Sidang HAM PBB, Mendesak Indonesia Menghapus Hukuman Mati” Rilis Bersama Tanggapan Indonesia Terhadap Isu Hukuman Mati Jaringan Tolak Hukuman Mati (JATI)

Pemerintah Indonesia telah mendengar rekomendasi dan memberi tanggapannya persoalan Hak Asasi Manusia lewat Indonesia Review – 41st Session pada Universal Periodic Review (UPR) yang diadakan di Jenewa pada Rabu (9/11). Salah satu isu penting yang direkomendasikan negara-negara anggota PBB kepada pemerintah Indonesia adalah perihal penghapusan hukuman mati sebagai bentuk dukungan negara terhadap implementasi Hak Asasi Manusia. Pada gelaran UPR cycle 4 kali ini, isu penghapusan hukuman mati adalah rekomendasi penting dan menjadi isu mayoritas yang direkomendasikan oleh lebih dari 28 negara kepada pemerintah Indonesia.

Pada kesempatan tersebut, pemerintah Indonesia yang diwakili langsung oleh Yasonna Laoly Menteri Hukum dan HAM, menanggapi bahwa hukuman mati adalah hukuman positif Indonesia. Namun menurut Yasonna, Indonesia akan terus memperhatikan catatan penting dari negara lain terkait hukuman mati. Kembali, Indonesia beranggapan bahwa perdagangan narkotika dan terorisme adalah satu hal yang menjadi tantangan bagi Indonesia.

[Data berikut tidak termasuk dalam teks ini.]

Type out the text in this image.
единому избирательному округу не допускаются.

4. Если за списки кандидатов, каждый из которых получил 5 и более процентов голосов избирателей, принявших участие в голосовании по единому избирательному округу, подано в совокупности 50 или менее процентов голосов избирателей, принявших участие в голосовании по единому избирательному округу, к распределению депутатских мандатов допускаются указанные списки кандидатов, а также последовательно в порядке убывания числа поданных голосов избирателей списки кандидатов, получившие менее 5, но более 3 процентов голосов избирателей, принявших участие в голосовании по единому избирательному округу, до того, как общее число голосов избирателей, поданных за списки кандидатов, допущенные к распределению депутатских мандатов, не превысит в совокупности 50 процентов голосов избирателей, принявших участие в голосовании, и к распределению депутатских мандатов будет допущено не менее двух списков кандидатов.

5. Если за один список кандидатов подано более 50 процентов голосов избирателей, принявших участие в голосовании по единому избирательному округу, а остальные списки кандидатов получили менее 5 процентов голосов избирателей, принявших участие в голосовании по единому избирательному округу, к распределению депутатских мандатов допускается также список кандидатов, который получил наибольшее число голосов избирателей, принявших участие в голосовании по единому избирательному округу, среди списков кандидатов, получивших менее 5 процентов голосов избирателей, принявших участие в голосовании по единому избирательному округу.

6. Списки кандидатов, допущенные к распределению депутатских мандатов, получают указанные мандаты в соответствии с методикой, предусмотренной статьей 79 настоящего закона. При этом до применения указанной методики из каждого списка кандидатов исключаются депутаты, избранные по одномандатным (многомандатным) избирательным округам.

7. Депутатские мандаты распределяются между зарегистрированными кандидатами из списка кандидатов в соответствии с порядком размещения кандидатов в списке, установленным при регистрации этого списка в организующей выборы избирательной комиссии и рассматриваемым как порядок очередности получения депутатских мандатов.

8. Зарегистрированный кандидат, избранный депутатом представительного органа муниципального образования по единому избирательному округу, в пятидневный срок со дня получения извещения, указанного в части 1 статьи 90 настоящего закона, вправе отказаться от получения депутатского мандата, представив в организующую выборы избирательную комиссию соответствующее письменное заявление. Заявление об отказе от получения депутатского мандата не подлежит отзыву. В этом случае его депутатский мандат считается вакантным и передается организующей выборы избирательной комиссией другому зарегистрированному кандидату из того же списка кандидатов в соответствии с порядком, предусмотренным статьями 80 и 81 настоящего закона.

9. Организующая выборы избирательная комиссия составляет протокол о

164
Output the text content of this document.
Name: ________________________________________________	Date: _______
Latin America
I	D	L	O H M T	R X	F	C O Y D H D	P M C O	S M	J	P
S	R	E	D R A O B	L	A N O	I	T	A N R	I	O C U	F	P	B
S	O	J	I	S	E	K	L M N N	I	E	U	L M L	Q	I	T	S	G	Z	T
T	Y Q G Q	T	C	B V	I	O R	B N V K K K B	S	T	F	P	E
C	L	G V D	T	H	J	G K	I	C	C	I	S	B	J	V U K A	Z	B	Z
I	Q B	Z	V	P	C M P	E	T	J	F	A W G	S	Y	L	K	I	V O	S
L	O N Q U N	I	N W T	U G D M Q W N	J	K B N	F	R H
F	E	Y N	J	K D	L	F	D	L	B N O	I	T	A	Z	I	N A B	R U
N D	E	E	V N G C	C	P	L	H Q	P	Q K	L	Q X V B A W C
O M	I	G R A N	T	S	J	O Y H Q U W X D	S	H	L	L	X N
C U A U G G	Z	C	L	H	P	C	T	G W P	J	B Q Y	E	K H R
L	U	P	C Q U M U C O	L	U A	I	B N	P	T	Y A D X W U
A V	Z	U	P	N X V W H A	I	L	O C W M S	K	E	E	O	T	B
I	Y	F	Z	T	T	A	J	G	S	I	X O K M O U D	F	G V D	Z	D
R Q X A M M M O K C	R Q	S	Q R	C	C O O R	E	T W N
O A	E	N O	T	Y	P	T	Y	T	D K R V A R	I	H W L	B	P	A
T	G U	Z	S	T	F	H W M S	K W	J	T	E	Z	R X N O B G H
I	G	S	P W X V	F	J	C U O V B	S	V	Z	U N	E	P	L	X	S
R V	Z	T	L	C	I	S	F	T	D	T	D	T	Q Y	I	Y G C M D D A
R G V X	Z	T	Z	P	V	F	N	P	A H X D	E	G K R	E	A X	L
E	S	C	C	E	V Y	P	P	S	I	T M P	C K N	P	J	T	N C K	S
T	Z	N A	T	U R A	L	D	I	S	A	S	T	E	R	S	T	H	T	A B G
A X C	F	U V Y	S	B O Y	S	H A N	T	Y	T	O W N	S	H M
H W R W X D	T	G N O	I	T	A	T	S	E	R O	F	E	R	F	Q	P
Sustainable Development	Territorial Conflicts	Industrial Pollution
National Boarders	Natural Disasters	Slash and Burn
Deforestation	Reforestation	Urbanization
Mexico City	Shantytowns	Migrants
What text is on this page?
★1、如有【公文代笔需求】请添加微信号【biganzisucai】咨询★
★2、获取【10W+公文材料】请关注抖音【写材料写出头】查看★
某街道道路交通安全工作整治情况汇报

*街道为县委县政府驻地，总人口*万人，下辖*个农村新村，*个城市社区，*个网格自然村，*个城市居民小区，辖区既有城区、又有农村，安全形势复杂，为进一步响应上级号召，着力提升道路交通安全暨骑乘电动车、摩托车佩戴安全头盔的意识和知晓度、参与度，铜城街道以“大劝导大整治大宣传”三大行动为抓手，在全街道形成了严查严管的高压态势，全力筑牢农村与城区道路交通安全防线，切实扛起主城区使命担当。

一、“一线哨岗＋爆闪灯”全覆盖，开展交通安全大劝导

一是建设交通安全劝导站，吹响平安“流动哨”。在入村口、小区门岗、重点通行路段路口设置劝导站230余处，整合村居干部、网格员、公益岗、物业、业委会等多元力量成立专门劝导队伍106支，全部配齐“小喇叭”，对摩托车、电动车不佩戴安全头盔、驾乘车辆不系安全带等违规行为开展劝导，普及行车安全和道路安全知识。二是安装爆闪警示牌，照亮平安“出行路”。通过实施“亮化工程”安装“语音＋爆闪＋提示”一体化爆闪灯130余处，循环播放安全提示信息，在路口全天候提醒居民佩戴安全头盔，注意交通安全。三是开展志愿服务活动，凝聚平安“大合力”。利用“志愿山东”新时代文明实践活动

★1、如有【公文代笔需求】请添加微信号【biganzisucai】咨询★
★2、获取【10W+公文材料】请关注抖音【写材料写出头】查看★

Lebih lanjut, Yasonna menyatakan bahwa melalui Rancangan Kitab Undang-undang Hukum Pidana (RKUHP) yang akan disahkan pada waktu dekat, hukuman mati dilihat sebagai hukuman terakhir untuk dipertimbangkan dan diimplementasikan. Selain itu, lewat RKUHP, Yasonna juga membuat aturan tentang komutasi bahwa hukuman mati tersebut dapat diubah dengan pidana jenis lain jika terpidana berkelakukan baik selama 10 tahun masa percobaan. Namun pemberian masa percobaan tersebut pun faktanya juga masih bergantung dari diskresi hakim, sehingga tidak secara otomatis berlaku untuk semua orang yang dijatuhi pidana mati. Hal ini sebagaimana disebutkan dalam draf RKUHP yang dibahas pada Rapat Kerja Komisi III DPR RI dengan Pemerintah pada 9 November 2022 .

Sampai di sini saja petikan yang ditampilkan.